Challenges Ahead for ROK’s New Leader

The enormous problems of inflation, coronavirus, and lack of progress on talks with DPRK helped Yoon Suk-yeol win the presidency in South Korea, but Yoon will find that it’s not so easy to solve any of those problems when he takes office.

The Republic of Korea elected a new president by the narrowest margins. Former prosecutor Yoon Suk-yeol won the election by less than 1 point with 48% of the vote.

The ROK president-elect will take office in April and will have the power to change the course of South Korean foreign policy. Therefore, what will Yoon’s foreign policy mean for the region and the world?

First, Yoon represents a sharp shift in South Korea’s policy towards the Democratic People’s Republic of Korea (DPRK), China, and Japan. While the current Moon Jae-in administration has talked with DPRK leader Kim Jong-un and is proposing a declaration of peace, Yoon strongly opposed such a peace declaration. At a press conference after Yoon’s election victory, he vowed to build a strong defense but also indicated that he would leave the door open for dialogue with the DPRK.

He also proposed beefing up South Korean defense capabilities, expanding THAAD, and developing preemptive strike capabilities. He also wants South Korea to become closer to Japan and the U.S. and consider joining the U.S.-led Quadrilateral Security Dialogue (the “Quad”).

“It is no mystery which candidate the Biden administration would prefer to deal with. Yoon’s stated policies align perfectly with Washington’s,” wrote Greg Elich, an associate at the Korea Policy Institute in the Korean Quarterly.

Yoon’s policies as a whole were regarded by Seong Han-yong, a senior editorial writer at the Korean newspaper Hankyoreh, as representing “the glorious return of big business and the security establishment.”

In terms of domestic policy, however, Yoon will be relatively constrained. The Democratic Party and its liberal allies still control over 60% of the seats, effectively giving them the power to block almost any law Yoon proposes.

People walk on a street in Seoul, South Korea, Mar. 16, 2022. (Photo/Xinhua)

Furthermore, the raging coronavirus pandemic and sky-high housing prices, problems that helped convince voters to turn away from the Democratic Party’s candidate, are now issues that Yoon will confront.

The coronavirus is out of control in South Korea. On March 17, the country logged a record 620,000 new cases, three times higher than what it was facing just two weeks ago. The current administration has been dropping social distancing requirements on the pretense that Omicron will peak soon. Still, the government officials who made that prediction thought new cases would only reach 250,000 a day. Yoon, anyway, agrees with Moon about ending social distancing. However, he criticized Moon for being too strict.

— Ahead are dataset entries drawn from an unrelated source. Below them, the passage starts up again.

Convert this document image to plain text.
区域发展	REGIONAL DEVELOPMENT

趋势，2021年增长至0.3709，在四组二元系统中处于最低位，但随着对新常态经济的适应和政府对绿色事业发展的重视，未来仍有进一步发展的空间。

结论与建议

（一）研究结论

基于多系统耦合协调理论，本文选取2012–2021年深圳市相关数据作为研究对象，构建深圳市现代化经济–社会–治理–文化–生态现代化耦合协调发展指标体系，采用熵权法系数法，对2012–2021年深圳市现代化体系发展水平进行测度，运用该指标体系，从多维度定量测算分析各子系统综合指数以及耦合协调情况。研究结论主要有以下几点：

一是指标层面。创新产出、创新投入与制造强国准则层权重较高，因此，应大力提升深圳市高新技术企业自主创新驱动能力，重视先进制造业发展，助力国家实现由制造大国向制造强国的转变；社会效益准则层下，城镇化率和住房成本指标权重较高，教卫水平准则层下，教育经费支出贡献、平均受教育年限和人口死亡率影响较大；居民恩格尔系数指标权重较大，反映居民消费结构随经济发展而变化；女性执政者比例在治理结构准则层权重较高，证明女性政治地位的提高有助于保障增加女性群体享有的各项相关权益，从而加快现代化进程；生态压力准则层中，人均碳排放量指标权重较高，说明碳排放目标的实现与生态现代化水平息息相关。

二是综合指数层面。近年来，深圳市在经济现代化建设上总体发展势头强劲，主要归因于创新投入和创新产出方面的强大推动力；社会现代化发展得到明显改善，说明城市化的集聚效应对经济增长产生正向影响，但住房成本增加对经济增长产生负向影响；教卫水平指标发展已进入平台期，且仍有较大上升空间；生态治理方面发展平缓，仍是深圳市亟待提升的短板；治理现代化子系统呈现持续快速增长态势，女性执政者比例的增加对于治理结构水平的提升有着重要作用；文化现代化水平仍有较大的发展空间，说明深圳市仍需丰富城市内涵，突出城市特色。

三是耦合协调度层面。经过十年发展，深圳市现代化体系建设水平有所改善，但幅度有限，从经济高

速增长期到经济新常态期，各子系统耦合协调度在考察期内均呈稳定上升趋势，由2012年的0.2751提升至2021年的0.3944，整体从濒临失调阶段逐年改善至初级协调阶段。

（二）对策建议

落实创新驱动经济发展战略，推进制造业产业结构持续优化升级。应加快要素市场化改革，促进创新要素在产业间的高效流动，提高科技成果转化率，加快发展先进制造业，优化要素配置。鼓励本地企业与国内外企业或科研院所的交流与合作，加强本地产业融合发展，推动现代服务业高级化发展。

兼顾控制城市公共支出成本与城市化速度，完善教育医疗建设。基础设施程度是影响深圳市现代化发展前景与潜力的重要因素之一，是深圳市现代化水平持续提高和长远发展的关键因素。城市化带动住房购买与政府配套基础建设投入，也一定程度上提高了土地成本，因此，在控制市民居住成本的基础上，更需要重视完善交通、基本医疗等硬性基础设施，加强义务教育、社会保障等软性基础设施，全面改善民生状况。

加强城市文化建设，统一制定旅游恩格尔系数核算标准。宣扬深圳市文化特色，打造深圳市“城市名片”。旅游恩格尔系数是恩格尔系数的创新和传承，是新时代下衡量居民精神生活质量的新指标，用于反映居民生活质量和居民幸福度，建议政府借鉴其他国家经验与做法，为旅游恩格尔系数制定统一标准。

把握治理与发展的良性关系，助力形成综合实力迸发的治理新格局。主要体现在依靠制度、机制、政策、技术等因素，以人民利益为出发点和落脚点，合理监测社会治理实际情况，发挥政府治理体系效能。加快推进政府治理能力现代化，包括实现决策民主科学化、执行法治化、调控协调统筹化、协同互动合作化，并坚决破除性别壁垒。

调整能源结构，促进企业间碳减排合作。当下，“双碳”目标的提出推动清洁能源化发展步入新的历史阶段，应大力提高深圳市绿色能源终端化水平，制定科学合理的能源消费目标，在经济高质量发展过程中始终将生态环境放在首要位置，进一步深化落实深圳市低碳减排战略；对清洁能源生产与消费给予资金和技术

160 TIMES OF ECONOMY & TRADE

Rising housing prices have been a crisis in South Korea for years. From 2010 to 2021, the price of an apartment in Seoul increased by about 60%. It rose by 10% just last year. Previous President Moon tried to implement taxes and various policies to slow inflation, but those policies had no impact in the short term.

The enormous problems of inflation, coronavirus, and lack of progress on talks with DPRK helped Yoon Suk-yeol win the presidency in South Korea, but Yoon will find that it’s not so easy to solve any of those problems when he takes office.